For example, we found that question 6 “How do you think patients would feel about this device being used during the implant procedure?” resulted in the most category A or B answers across all stakeholder groups. Particularly, nurses provided the most category A or B answers for this patient-centric question that was situated within this stakeholder group’s knowledge domain of treating and caring for patients. By no longer asking stakeholders to critique the device directly, this question took them off of the “hot seat” and allowed them to assume the role of caregiver, associating with their patients. This new perspective enabled stakeholders to talk more freely and comment on the experiences both patients and caregivers might have when using the device during the contraceptive implant insertion procedure. Similar to Leder’s example earlier (Leder et al. 2004), question 6 may have enabled stakeholders to pick up on the nuances only an expert could. Familiarity and experience may have allowed stakeholders to move through several stages of information processing for this question, evaluating the device on a much deeper level than before and thinking through the procedure from the patient and caregiver perspectives. For this particular question, stakeholders had become experts, and the highest number of category A or B answers we recorded for this question reflected this level of expertise.
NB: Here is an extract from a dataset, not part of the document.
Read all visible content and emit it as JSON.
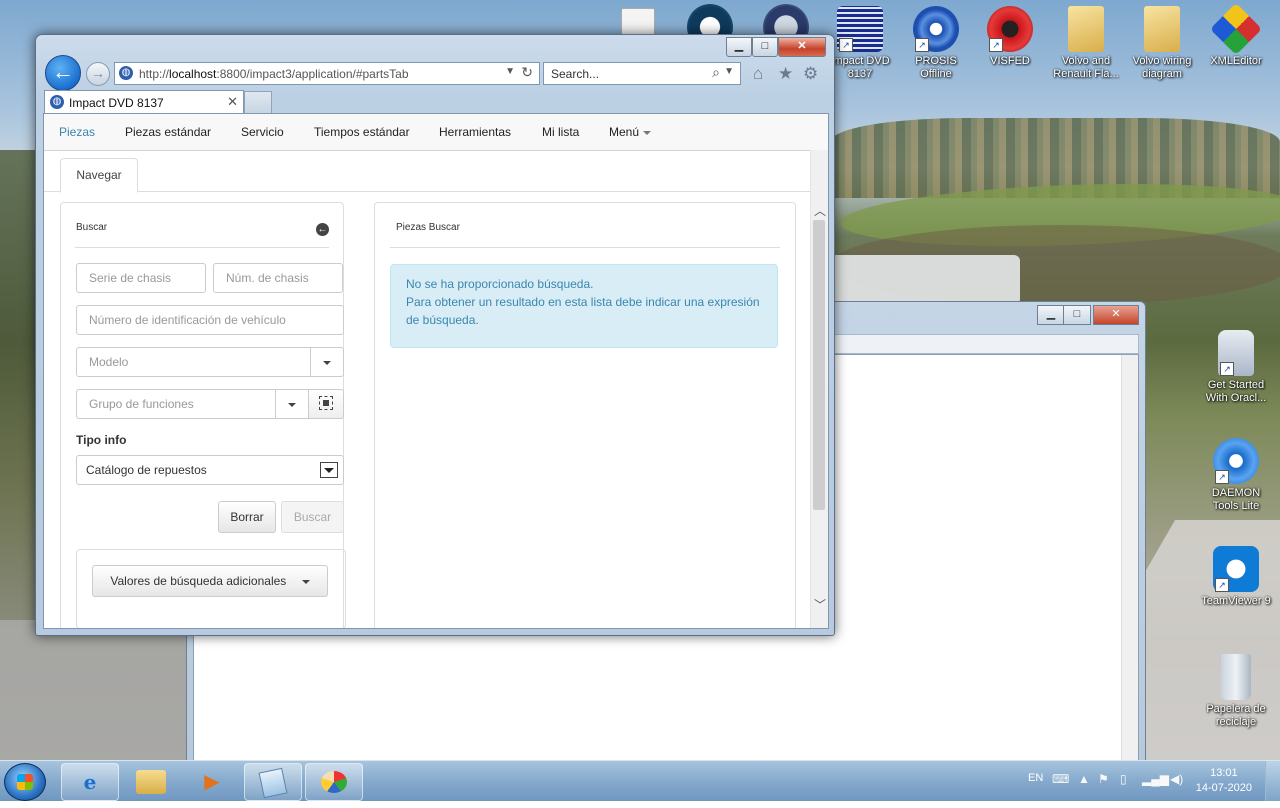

We also found that question 9, “What would you suggest changing about this device?” resulted in the lowest number of category A or B answers for all stakeholders and all prototypes. Two reasons come to mind for why this question might have fared so poorly: first, it was asked last and stakeholders might have exhausted their input on the previous eight questions and simply became tired of repeating themselves. Second, this question asked stakeholders directly what they would change about the design. Since some stakeholders had little or no experience with medical device design, this might have caused them to feel uncomfortable and/or overwhelmed. As the findings from other questions indicated, stakeholders were more likely to provide input when they were asked about specific details rather than to give general input. This is another important finding, since novice designers tend to ask more general questions. Our findings suggest that not all stakeholders are equally prepared to do this; designers need to consider their stakeholders and carefully select and frame questions that enable stakeholders to provide feedback on the proposed design.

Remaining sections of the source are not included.